Shirkey’s claim is based on misinformation that goes back months, to the immediate aftermath of the 2020 election. Following the 2020 election, various posts online spread false claims about both illegal voting and election fraud. 

One tweet which has since been removed, for example, purported to show a list of more than 14,000 dead voters in Wayne County, home to Detroit and the state’s most populous county. The Detroit Free Press found that some of the voters didn’t even live in Wayne County, and others hadn’t even received a ballot. 

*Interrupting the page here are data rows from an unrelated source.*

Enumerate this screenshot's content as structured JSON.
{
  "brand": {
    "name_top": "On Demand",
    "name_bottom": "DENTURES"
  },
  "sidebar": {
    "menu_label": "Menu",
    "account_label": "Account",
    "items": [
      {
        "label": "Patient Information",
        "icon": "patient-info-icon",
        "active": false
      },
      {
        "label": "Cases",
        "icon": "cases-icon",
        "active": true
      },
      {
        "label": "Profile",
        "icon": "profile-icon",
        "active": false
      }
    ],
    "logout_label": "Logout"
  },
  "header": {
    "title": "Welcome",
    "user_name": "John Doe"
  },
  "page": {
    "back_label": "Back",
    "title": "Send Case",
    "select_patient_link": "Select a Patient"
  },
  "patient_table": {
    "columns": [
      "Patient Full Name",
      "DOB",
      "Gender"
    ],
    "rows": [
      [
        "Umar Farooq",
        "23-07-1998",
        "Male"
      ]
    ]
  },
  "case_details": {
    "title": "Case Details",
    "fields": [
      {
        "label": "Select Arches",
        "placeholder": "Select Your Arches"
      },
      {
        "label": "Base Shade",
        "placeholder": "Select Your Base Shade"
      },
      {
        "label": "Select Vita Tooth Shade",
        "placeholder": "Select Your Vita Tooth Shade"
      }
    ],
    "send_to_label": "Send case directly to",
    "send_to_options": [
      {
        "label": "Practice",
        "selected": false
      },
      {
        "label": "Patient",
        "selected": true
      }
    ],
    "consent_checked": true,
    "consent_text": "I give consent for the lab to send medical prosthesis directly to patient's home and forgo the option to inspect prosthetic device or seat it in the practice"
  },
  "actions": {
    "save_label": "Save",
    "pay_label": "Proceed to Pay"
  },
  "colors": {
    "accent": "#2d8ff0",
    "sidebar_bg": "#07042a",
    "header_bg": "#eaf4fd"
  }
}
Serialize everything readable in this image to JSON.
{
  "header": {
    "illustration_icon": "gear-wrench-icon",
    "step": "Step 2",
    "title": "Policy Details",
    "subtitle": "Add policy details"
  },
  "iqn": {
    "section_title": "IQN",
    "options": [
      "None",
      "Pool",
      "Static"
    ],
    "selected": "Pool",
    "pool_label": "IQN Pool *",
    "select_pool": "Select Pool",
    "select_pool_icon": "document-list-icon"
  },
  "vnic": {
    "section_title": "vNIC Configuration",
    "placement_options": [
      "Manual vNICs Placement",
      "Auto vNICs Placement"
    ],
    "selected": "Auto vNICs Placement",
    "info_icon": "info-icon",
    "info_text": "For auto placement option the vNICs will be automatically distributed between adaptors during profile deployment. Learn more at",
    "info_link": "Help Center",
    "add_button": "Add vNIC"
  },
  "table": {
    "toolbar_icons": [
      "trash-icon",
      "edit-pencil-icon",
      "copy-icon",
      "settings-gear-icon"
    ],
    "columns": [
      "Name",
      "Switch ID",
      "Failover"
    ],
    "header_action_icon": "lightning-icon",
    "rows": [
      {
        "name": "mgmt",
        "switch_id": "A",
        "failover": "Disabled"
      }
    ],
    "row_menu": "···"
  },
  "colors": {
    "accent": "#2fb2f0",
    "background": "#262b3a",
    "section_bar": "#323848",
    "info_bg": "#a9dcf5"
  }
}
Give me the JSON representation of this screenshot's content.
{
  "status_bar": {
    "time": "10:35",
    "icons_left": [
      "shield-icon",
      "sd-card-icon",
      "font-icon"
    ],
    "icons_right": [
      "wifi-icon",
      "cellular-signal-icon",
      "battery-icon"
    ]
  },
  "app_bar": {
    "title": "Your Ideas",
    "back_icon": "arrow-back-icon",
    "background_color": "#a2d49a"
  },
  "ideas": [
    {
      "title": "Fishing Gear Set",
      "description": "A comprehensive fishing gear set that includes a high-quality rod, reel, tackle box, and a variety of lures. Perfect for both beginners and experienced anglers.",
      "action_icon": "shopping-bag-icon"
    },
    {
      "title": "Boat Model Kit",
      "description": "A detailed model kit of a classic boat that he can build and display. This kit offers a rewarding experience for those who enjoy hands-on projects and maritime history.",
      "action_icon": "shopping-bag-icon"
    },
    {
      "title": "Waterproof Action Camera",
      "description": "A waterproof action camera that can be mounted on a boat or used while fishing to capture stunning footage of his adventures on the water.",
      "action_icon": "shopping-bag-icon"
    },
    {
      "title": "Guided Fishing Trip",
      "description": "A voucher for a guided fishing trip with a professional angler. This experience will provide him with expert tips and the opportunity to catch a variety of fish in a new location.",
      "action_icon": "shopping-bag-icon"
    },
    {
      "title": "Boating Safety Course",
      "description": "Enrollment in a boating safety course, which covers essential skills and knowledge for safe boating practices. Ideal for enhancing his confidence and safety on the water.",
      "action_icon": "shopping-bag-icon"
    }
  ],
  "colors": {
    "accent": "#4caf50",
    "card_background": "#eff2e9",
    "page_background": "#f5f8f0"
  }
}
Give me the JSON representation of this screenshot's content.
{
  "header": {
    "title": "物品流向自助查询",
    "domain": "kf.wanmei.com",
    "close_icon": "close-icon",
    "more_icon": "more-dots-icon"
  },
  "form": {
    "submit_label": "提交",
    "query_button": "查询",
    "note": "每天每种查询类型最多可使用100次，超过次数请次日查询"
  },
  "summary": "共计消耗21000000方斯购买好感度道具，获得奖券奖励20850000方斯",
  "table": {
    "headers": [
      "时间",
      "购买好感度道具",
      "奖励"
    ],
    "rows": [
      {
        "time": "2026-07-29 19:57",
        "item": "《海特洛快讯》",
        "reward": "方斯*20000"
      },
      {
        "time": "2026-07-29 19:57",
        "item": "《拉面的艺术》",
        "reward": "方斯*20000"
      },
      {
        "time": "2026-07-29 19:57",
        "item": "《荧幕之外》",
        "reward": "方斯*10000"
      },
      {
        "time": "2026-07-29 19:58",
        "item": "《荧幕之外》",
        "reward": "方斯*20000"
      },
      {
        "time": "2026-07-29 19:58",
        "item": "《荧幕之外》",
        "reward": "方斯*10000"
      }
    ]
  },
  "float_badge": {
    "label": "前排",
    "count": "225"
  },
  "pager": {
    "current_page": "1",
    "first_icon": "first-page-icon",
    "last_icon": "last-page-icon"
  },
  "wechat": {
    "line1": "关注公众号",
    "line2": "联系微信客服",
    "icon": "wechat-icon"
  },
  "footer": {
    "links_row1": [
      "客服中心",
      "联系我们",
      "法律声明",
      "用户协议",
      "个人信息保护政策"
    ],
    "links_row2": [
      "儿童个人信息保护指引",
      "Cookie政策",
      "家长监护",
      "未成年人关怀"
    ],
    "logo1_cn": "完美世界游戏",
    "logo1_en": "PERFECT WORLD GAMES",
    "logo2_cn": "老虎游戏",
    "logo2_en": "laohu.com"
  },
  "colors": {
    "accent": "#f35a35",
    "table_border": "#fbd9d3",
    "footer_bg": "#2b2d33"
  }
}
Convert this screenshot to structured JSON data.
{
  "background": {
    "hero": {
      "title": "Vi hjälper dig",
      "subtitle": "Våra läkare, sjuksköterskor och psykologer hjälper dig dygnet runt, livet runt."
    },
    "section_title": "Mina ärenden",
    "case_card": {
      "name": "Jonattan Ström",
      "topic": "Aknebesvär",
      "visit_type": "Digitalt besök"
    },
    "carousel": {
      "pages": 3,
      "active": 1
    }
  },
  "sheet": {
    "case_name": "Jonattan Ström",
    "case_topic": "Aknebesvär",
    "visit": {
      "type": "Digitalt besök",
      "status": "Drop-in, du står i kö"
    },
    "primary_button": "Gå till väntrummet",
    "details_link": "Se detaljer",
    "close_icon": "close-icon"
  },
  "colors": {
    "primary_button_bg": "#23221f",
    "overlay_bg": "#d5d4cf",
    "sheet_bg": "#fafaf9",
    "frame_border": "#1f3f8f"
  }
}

And while Shirkey claimed there was confusion at absentee counting boards, the legislature brought that on itself, when Shirkey and other Michigan Republicans opposed changes to election law that would allow county election officials to count absentee ballots prior to Election Day. Instead, those votes were counted only after the ballots cast on election day had been tallied.

Advertisement

“[Shirkey’s] admitted he should have done what we asked more than a year ago when we proposed legislation to allow sufficient time before Election Day to process absentee ballots, and he’s well aware there is no widespread evidence of wrongdoing, including ‘dead people voting,’” Benson spokesperson Jake Rollow told Michigan Live in response to Shirkey’s comments.

Former President Donald Trump’s early lead on election night in Michigan and Pennsylvania, due to the majority of his voters casting ballots on Election Day, only helped fuel the perception that Democrats had stolen the election in the state where many Biden voters voted by mail-in ballot.

As for Shirkey, he can’t seem to stop putting his foot in his mouth. Shirkey told conservative activists during a meeting earlier this month that he had considered challenging Gov. Gretchen Whitmer to a fight, that Michigan Republicans had “spanked” the Democrat on a number of issues, and that the Jan. 6 Capitol riot was a “hoax” and “wasn’t Trump people” in comments which were recorded and posted online. 

Shirkey later apologized for the comments saying they “are not fitting for the role I am privileged to serve,” but he was caught last week on a hot mic taking it all back during a conversation with Lt. Gov. Garlin Gilchrist, Whitmer’s No. 2. 

“I frankly don’t take back any of the points I was trying to make,” Shirkey said during the conversation, according to the Detroit Free Press.